Rotary Position Embedding (RoPE) has shown strong performance in text-based Large Language Models (LLMs), but extending it to video remains a challenge due to the intricate spatiotemporal structure of video frames. Existing adaptations, such as RoPE-3D, attempt to encode spatial and temporal dimensions separately but suffer from two major limitations: positional bias in attention distribution and disruptions in video-text transitions. To overcome these issues, we propose Video Rotary Position Embedding (VRoPE), a novel positional encoding method tailored for Video-LLMs. Specifically, we introduce a more balanced encoding strategy that mitigates attention biases, ensuring a more uniform distribution of spatial focus. Additionally, our approach restructures positional indices to ensure a smooth transition between video and text tokens. Extensive experiments on different models demonstrate that VRoPE consistently outperforms previous RoPE variants, achieving significant improvements in video understanding, temporal reasoning, and retrieval tasks. Code is available at https://github.com/johncaged/VRoPE.

Paper Structure

This paper contains 39 sections, 9 equations, 5 figures, 9 tables.

Figures (5)

  • Figure 1: Comparison of RoPE, RoPE-3D, and our VRoPE in video positional encoding. (a) Positional Unbiasedness: RoPE and RoPE-3D exhibit spatial biased attention, particularly towards later tokens or specific frame regions, while VRoPE ensures more uniform attention. (b) Seamless Video-Text Transition: RoPE-3D causes a discontinuity when transitioning from video to text tokens, which VRoPE smooths for better cross-modal dependency modeling.
  • Figure 2: Attention weight visualization of RoPE, RoPE-3D, and VRoPE. We compute average text-to-video frame attention weights on VideoMME fu2024video benchmark (lighter color indicates higher attention). (a) RoPE exhibits row-wise attention decay within frames. (b) RoPE-3D shows a similar decay from the bottom-right to the top-left, introducing positional bias that skews attention toward spatially closer frame tokens. (c) VRoPE mitigates this bias, leading to a more balanced attention distribution.
  • Figure 3: Left: the overall architecture of a typical Video-LLM. In this work, our improvements primarily target the positional embedding component of the LLM to enhance its video understanding capability.
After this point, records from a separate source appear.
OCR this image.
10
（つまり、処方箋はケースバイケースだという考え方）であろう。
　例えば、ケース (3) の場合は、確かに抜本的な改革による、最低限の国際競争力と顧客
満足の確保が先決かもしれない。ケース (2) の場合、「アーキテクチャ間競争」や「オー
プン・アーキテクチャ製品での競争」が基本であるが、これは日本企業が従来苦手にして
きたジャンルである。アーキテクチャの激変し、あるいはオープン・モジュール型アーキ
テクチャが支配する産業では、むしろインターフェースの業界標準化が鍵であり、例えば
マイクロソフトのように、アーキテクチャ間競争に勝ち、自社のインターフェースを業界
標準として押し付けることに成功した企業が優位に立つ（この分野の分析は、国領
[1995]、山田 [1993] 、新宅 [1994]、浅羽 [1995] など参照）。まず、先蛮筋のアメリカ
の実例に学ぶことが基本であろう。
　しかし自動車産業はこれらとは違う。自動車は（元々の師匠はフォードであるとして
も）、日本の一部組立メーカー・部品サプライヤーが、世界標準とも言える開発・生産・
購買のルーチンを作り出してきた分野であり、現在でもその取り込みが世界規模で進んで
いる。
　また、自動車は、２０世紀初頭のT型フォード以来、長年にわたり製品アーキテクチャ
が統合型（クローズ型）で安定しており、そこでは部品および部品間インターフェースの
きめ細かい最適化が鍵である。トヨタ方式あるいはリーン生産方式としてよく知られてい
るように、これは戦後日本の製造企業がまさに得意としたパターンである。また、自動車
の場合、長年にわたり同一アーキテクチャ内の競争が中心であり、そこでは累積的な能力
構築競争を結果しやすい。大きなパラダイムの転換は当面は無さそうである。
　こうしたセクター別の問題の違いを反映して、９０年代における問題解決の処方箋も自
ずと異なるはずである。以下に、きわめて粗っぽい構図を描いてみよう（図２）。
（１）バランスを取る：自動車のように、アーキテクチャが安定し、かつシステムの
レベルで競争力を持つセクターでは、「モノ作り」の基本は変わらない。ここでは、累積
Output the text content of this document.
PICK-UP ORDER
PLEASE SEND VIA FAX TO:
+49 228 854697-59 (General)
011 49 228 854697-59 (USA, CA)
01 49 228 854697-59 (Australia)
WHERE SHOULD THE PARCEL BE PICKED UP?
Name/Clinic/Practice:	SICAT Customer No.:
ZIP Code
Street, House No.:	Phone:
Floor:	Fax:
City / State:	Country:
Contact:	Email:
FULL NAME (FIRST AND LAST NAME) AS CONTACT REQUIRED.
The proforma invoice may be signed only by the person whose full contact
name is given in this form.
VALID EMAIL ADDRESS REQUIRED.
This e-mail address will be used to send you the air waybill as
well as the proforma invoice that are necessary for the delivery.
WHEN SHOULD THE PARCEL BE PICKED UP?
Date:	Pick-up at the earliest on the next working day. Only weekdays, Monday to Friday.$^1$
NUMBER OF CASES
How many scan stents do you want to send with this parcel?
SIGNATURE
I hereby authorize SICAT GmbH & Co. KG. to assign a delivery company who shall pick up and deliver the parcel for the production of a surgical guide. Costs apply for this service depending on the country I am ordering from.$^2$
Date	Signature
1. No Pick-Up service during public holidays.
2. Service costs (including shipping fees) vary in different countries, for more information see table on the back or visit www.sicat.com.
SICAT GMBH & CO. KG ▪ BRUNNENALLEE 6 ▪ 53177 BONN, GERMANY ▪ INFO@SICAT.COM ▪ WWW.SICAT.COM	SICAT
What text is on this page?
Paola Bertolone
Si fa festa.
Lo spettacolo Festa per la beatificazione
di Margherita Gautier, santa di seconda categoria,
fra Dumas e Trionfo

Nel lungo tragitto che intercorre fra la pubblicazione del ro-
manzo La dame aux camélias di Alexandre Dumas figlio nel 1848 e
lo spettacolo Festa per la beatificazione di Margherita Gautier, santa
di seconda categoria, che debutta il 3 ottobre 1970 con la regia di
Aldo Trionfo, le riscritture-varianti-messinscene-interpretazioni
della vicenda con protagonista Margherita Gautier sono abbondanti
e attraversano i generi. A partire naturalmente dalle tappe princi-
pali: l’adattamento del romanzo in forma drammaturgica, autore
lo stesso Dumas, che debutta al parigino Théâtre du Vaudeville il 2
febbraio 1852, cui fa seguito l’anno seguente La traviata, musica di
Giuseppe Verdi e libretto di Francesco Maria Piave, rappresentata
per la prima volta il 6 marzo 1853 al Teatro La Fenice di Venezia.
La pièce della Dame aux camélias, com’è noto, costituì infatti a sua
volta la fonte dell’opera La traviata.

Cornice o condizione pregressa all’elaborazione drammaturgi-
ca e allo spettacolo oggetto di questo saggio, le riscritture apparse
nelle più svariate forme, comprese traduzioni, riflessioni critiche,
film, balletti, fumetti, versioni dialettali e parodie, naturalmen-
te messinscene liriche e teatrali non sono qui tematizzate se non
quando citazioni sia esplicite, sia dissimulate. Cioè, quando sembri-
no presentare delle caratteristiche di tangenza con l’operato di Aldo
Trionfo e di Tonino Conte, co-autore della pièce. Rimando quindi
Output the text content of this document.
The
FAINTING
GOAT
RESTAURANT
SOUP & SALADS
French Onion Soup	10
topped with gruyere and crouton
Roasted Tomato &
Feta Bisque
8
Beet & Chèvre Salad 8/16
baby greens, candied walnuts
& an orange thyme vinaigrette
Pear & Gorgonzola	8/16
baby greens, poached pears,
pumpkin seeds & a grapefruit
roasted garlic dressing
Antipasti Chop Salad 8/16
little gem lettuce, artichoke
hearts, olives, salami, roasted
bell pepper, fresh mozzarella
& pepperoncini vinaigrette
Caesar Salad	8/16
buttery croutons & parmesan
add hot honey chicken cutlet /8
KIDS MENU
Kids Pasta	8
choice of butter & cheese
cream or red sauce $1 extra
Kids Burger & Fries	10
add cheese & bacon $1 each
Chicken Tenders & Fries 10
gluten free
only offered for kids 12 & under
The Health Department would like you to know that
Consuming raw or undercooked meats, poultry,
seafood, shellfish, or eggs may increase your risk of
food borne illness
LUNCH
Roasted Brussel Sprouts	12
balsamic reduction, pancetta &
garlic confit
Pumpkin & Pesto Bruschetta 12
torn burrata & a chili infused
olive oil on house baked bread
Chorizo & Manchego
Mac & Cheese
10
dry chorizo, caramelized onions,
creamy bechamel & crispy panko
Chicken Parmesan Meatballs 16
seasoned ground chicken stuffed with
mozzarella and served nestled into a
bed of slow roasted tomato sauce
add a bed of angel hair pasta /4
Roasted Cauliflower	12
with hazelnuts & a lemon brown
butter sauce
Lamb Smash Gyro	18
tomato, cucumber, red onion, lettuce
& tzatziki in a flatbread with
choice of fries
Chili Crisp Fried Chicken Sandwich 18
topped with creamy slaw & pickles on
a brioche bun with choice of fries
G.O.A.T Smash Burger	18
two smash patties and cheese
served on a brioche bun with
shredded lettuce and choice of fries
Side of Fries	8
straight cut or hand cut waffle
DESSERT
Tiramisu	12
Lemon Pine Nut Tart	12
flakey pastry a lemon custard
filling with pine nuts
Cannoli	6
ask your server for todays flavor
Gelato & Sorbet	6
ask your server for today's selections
Right: method illustration of VRoPE. (a) We first apply symmetric arrangement to mitigate positional bias in video frames. The RoPE frequencies are uniformly allocated to the four dimensions. (b) We propose to use temporal centered arrangement in video frames to form a seamless video-text transition, which enables video input of arbitrary length without causing discontinuity.
  • Figure 4: Visualization of long video retrieval results on Video-NIAH zhao2024needle. Our VRoPE consistently achieves high accuracy across varying background lengths and needle depths, showing strong retrieval capability in long videos.
  • Figure 5: Attention weight visualization of RoPE, RoPE-3D, and VRoPE. The visualization reveals that VRoPE exhibits stronger attention activation within critical frames (highlighted by red boxes), demonstrating its accurate focus on pivotal spatiotemporal regions. In contrast, RoPE and RoPE-3D display attenuated attention responses in these corresponding areas, indicating insufficient awareness of key events. This attention misalignment consequently leads to erroneous predictions, as evidenced by their incorrect interpretations of the visual content.